I am trying to use data.table inside a function and I am trying to understand why my code is not working. I have data.table as follows:
DT <- data.table(my_name=c("A","B","C","D","E","F"),my_id=c(2,2,3,3,4,4)) > DT my_name my_id 1: A 2 2: B 2 3: C 3 4: D 3 5: E 4 6: F 4
I am trying to create all pairs of "my_name" with different values โโof "my_id", which for DT will be:
Var1 Var2 AC AD AE AF BC BD BE BF CE CF DE DF
I have a function to return all pairs of "my_name" for a given pair of "my_id" values, which works as expected.
get_pairs <- function(id1,id2,tdt) { return(expand.grid(tdt[my_id==id1,my_name],tdt[my_id==id2,my_name])) } > get_pairs(2,3,DT) Var1 Var2 1 AC 2 BC 3 AD 4 BD
Now I want to execute this function for all pairs of identifiers that I am trying to do by finding all pairs of identifiers and then using mapply with the get_pairs function.

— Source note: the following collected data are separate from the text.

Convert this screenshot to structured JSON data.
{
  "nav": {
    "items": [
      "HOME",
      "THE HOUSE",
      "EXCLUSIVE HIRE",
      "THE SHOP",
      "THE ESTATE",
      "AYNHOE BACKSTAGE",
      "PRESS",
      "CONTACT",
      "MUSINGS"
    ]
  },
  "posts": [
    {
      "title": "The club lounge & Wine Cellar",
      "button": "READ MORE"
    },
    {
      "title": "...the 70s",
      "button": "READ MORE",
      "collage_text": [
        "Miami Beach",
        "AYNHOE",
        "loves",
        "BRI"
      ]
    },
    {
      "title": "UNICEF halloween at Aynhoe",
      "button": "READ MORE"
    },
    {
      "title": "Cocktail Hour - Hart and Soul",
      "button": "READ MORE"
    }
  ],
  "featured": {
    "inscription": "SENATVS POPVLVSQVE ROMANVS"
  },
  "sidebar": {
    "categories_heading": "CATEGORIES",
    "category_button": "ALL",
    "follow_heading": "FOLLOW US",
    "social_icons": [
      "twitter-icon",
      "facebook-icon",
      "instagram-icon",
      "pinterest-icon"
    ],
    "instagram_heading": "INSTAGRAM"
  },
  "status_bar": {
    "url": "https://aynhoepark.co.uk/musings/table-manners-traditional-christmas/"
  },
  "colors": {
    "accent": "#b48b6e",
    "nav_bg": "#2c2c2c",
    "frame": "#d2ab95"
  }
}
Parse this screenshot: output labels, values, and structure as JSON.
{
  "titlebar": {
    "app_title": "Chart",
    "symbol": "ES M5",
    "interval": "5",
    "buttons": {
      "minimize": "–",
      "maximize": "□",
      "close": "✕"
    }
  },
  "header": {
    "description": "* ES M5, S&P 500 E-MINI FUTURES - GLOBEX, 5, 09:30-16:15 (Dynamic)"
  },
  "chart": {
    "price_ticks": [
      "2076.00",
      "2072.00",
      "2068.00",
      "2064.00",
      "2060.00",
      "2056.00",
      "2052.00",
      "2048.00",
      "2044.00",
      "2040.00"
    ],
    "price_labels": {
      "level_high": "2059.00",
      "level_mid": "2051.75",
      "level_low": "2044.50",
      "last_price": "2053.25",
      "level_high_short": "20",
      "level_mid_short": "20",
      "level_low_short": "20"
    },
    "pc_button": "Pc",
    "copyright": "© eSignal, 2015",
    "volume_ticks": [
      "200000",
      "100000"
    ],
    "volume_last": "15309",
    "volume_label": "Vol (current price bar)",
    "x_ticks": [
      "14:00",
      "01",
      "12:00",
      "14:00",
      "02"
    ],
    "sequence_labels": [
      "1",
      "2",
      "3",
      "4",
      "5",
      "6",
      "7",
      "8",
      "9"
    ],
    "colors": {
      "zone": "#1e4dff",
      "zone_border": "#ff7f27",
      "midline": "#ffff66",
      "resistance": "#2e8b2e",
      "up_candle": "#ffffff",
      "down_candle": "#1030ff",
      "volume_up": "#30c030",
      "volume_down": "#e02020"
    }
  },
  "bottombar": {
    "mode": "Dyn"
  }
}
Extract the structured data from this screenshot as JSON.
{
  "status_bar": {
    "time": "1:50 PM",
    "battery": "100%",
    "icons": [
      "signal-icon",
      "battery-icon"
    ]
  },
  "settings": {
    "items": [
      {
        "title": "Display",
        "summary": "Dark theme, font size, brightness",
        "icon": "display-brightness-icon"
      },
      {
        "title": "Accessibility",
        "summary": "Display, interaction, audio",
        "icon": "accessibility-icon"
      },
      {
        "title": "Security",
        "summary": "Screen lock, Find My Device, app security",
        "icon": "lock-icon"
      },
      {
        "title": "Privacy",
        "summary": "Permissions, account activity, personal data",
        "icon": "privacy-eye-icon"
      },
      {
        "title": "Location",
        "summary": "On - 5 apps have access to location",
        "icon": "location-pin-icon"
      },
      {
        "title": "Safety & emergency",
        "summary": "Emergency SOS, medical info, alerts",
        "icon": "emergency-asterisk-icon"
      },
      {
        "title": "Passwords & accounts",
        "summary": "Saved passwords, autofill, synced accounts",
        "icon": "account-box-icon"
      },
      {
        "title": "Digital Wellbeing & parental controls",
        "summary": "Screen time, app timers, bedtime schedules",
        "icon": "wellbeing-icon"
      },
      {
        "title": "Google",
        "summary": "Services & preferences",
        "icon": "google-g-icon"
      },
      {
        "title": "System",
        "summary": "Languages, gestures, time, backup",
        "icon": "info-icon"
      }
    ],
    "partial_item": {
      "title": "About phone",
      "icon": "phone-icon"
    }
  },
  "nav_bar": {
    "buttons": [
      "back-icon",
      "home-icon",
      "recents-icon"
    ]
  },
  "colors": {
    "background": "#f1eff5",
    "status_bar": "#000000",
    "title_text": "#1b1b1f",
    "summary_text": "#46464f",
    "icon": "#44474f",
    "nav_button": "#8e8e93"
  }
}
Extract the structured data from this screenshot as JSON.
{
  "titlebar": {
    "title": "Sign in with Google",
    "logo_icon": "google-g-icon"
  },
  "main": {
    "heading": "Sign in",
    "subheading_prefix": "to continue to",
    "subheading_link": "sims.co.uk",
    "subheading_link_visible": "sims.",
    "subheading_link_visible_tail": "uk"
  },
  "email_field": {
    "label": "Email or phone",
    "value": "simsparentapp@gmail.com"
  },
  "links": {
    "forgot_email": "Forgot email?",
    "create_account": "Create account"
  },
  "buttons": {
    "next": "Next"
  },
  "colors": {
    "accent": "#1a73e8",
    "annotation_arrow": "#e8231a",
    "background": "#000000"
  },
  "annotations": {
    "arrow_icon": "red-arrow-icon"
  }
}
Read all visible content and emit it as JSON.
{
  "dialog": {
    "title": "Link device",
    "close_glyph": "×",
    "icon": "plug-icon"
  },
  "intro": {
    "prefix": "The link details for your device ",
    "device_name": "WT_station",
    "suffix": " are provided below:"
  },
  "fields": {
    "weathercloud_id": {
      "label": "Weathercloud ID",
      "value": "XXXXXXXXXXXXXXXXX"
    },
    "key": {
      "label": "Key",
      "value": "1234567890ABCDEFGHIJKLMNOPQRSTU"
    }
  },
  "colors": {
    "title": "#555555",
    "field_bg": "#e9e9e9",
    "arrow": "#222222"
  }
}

> combn(unique(DT$my_id),2) [,1] [,2] [,3] [1,] 2 2 3 [2,] 3 4 4 tid1 <- combn(unique(DT$my_id),2)[1,] tid2 <- combn(unique(DT$my_id),2)[2,] mapply(get_pairs, tid1, tid2, DT) Error in expand.grid(tdt[my_id == id1, my_name], tdt[my_id == id2, my_name]) : object 'my_id' not found
Again, if I try to do the same without mapply, it works.
get_pairs3(tid1[1],tid2[1],DT) Var1 Var2 1 AC 2 BC 3 AD 4 BD
Why does this function only work when used in mapply? I think this has something to do with the namespace data.table, but I'm not sure.
Alternatively, is there another / more efficient way to accomplish this task? I have a big data.table with the third identifier "sample", and I need to get all these pairs for each sample (for example, work with DT [sample == "sample_id",]). I am new to data.table package and I cannot use it in the most efficient way.